Life in Nazi Germany
On 1 April 1938 Hitler decreed a boycott of all Jewish shops, businesses, lawyers and doctors. Stormtroopers plastered Jewish shops and offices with notices warning the public not to enter; others stood as guards outside such buildings.
By spring 1933 Jews were not allowed to enter universities. Later on, they would be banned from certain professions.
In September 1935 the Nuremberg Laws deprived Germans with Jewish blood of citizenship; forbade under pain of death marriages between Ayrians and Jews and forced Jews to wear a yellow patch in the form of a star on their clothes. Jewish music was barred and brilliant Jewish musicians were not permitted to perform.
Many Jews went into exile, including theatre and cinema and cinema producers such as Max Reinhart, scientists such as Einstein, writers, and university teachers.
On 7 November 1938, a German Jewish refugee killed a member of the German Embassy in Paris.

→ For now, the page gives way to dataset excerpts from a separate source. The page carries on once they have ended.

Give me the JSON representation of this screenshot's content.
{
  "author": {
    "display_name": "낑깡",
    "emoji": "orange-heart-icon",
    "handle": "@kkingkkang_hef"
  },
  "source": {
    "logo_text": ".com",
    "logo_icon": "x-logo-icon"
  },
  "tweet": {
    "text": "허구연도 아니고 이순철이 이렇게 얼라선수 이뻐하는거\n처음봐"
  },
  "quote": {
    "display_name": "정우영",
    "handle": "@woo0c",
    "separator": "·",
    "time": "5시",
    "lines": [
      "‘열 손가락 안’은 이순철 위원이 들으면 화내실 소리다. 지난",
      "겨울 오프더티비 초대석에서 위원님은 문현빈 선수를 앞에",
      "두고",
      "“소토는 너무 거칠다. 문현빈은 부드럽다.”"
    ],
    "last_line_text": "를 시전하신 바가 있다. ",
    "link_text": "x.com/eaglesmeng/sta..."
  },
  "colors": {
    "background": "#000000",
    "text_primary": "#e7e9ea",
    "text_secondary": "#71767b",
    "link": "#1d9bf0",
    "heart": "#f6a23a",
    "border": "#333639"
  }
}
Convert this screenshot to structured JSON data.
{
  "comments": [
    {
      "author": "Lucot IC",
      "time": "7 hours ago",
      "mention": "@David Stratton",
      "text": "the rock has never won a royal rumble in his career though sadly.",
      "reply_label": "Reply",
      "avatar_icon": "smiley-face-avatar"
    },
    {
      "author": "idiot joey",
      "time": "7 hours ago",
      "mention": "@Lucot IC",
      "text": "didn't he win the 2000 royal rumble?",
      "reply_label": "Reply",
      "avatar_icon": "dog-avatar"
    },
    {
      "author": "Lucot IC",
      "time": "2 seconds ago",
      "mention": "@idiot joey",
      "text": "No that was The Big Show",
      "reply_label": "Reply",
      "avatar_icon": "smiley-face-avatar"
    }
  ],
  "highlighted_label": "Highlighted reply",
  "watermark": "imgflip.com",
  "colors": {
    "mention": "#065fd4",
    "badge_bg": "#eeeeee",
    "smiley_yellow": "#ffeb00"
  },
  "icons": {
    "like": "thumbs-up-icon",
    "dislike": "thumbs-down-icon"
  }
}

In reprisal, the Nazi government organized a mass attack on German Jews, synagogues, businesses, and homes were destroyed. During this Crystal Night, thousands of windows were smashed in Jewish property, and 200 synagogues destroyed. Thirty-five Jews were killed; about 20,000 were arrested for ‘resisting the forces’.
The final solution to the ‘Jewish problem’ was ordered in 1942 as Hitler decreed the killing of all Jews throughout Europe by mass executions in specially designed gas chambers.
Aftermath
After the war, when the world witnessed the horrors of Auschwitz, anti-Semitism became far less accepted. Seeing what it could lead to made people and nations ashamed of openly expressing anti-Semitism. In the case of the Catholic Church, it would eventually lead to real change when in the 1960s, the Church removed the historic charge against the Jewish people of being responsible for the death of Christ.
Holocaust Memorial Day is held not only to remember the millions of victims of the Holocaust but also those who have been killed in other genocides around the world. In Cambodia, Rwanda, Bosnia and Darfur millions of people have been killed because of who they were. This day highlights how important it is to tolerate other peoples’ beliefs and differences and not to exclude them or spread messages of hate.